This miniature work, at just 10 x 10 cm, belongs to a series in which Costus demonstrated that scale is never a constraint on pictorial ambition. Each work is a complete and autonomous statement, as resolved as the larger acrylic paintings. The intimacy of the format creates a different relationship between image and viewer — one of proximity rather than address.

Costus — Juan Carrero Galofré and Enrique Naya Igueravide — were among the defining artists of La Movida Madrileña, the social and cultural movement that transformed Spanish life after the end of the Franco dictatorship. Working in Madrid from the late 1970s until Carrero Galofré’s death from AIDS in 1989, they produced a body of work that combined pop aesthetics, Mediterranean chromatic intensity, gay male imagery, and an irrepressible visual energy that made them central figures in one of the most significant moments in contemporary Spanish cultural history.

Their work is immediately recognisable: flat, bold colour; figures drawn from popular culture, mythology, and everyday life; a refusal of hierarchy between high and low subject matter; and a consistent engagement with the male body as both formal and political subject.
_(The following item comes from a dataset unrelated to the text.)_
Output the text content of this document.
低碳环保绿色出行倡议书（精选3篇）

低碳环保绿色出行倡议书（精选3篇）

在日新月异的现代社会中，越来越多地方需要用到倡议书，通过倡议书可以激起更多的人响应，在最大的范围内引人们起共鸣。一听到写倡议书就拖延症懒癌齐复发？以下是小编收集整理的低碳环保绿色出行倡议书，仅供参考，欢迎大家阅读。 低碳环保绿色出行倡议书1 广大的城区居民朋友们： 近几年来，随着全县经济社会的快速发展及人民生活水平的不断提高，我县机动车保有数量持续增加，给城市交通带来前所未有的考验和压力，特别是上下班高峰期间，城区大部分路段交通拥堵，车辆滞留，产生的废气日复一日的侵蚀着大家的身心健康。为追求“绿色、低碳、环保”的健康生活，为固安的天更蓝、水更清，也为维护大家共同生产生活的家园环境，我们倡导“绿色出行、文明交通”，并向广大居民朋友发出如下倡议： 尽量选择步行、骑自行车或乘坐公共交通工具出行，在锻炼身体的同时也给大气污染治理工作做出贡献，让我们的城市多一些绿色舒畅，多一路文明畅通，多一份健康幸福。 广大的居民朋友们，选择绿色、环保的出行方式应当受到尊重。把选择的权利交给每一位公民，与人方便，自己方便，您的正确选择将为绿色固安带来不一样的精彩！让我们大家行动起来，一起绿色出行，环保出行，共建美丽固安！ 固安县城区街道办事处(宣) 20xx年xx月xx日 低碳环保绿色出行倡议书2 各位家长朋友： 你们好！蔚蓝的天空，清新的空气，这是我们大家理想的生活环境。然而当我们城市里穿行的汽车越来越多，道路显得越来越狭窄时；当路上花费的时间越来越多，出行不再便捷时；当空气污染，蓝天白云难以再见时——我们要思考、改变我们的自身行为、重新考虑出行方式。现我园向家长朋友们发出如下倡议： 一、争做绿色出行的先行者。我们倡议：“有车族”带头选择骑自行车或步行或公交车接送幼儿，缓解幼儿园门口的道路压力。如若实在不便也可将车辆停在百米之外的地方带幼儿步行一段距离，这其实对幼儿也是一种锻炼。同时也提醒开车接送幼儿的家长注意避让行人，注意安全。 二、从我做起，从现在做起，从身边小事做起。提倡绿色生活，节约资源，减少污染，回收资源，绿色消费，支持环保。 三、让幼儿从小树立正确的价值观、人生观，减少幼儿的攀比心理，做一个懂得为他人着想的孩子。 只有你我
They worked across painting, drawing, mixed media, and the recortables, producing a diverse and formally inventive body of work in a relatively short time.

Works on paper and card from this period represent Costus at their most immediate and experimental: the scale demands economy, the medium rewards directness, and the pressure of the support enters directly into the pictorial calculation. These are not studies or preparatory works but fully resolved objects, signed and intended as autonomous statements within a practice that understood the work on paper as equivalent in status to the canvas painting.